Garrette is no longer interested in possession of the land and the court noted there is a possibility that it may be worth less than the initial valuation, as that was based on the assumption that the land had all the relevant approvals.
Garrette’s claim against the bank was dismissed.
The claim against Dickey Seepersad was also dismissed, and so too Garrette’s claim for rescission of the sale.
The court ordered the law firm and the lawyer are to bear all the cost associated with obtaining the required approvals.
Garrette is to provide the court with a list of proposed valuators within 14 days of the judgment and the court will appoint a valuator.

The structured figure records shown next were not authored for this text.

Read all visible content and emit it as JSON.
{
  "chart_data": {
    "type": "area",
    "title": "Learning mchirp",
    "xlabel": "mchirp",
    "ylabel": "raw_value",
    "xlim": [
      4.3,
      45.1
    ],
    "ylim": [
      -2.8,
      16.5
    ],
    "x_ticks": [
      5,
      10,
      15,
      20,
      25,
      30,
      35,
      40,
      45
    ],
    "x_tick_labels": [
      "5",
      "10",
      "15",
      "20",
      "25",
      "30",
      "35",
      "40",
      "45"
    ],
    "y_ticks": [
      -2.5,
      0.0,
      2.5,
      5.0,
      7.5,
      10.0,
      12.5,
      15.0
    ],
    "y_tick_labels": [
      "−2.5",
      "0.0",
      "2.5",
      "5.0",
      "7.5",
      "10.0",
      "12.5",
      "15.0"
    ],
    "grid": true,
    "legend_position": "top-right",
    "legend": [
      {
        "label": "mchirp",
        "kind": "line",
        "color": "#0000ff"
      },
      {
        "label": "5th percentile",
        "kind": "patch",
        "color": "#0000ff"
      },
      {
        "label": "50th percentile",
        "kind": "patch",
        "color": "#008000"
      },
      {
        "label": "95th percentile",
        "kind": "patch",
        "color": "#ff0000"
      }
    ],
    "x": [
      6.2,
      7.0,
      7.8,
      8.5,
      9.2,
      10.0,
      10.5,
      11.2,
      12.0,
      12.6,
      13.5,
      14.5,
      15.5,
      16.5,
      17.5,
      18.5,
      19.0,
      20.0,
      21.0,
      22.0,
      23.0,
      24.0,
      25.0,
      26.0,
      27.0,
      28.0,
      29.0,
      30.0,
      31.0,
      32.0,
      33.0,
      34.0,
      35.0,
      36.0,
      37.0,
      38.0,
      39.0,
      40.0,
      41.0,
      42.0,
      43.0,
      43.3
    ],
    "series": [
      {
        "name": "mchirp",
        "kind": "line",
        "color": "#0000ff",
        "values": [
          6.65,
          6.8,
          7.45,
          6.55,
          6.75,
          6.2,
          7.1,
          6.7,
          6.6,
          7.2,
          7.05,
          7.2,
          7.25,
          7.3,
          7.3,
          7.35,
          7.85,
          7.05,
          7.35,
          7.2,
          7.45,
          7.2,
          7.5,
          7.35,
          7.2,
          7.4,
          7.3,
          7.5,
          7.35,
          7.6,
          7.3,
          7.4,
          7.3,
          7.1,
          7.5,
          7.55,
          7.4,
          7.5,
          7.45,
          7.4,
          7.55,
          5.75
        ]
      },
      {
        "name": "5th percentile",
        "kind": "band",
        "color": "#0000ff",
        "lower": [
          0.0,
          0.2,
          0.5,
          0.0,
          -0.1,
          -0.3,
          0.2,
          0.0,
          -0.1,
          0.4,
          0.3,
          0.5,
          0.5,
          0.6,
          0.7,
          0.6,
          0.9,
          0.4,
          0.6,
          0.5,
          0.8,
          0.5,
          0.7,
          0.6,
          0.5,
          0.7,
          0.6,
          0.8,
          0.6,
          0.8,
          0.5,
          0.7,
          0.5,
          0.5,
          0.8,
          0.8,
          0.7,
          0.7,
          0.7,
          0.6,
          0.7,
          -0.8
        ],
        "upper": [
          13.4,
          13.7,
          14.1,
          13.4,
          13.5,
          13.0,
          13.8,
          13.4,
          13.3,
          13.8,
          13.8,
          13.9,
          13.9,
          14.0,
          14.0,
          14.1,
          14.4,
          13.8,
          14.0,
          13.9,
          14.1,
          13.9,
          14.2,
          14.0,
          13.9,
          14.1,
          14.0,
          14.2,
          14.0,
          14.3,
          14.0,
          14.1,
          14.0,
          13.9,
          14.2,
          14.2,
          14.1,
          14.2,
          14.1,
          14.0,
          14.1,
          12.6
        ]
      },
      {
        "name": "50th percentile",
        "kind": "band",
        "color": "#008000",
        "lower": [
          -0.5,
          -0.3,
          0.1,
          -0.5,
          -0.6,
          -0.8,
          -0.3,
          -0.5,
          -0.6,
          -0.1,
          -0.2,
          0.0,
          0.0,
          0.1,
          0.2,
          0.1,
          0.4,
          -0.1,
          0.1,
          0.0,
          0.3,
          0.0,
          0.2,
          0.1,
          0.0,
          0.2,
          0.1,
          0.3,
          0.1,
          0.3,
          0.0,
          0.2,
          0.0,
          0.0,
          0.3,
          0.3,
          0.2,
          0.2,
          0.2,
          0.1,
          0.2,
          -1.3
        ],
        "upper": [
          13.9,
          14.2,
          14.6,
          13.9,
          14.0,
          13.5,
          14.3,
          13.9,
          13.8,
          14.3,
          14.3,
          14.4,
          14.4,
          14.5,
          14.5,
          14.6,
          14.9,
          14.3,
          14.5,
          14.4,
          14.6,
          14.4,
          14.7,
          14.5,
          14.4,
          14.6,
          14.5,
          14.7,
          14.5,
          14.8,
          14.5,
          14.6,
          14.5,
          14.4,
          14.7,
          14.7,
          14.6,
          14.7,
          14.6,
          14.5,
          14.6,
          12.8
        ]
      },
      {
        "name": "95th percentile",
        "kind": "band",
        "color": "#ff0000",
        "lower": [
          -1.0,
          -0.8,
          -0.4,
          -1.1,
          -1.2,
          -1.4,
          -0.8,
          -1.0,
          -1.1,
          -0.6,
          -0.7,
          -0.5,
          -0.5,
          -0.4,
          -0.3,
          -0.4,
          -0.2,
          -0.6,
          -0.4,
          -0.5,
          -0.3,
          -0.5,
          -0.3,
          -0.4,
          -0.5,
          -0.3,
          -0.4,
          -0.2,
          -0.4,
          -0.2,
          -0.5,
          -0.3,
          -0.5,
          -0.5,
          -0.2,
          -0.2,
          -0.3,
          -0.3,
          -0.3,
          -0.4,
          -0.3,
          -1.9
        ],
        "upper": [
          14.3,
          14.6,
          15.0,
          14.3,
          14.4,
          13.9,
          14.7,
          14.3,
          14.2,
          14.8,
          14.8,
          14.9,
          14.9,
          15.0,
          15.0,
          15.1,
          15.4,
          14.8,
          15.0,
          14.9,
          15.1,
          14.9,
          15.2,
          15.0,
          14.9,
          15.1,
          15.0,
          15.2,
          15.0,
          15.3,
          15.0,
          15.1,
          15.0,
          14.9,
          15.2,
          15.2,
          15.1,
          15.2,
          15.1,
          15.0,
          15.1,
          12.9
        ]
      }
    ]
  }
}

Oliver and the law firm are also to bear the cost of the report and, once the valuation is obtained, should there be a difference between the price paid by Garrette and the current value of the land, this must be paid by Oliver and the law firm to Garrette within 28 days.
Garrette was represented by attorneys Cedric Neptune, Auldric Neptune and Rishawn Eccles.
Attorney Farees Hosein and Tonya Rowley represented Scotiabank.
Oliver was unrepresented and attorneys Christopher Sieuchand and Sonnel David-Longe represented the law firm.
Attorney F Mohammed represented Dickey Seepersad.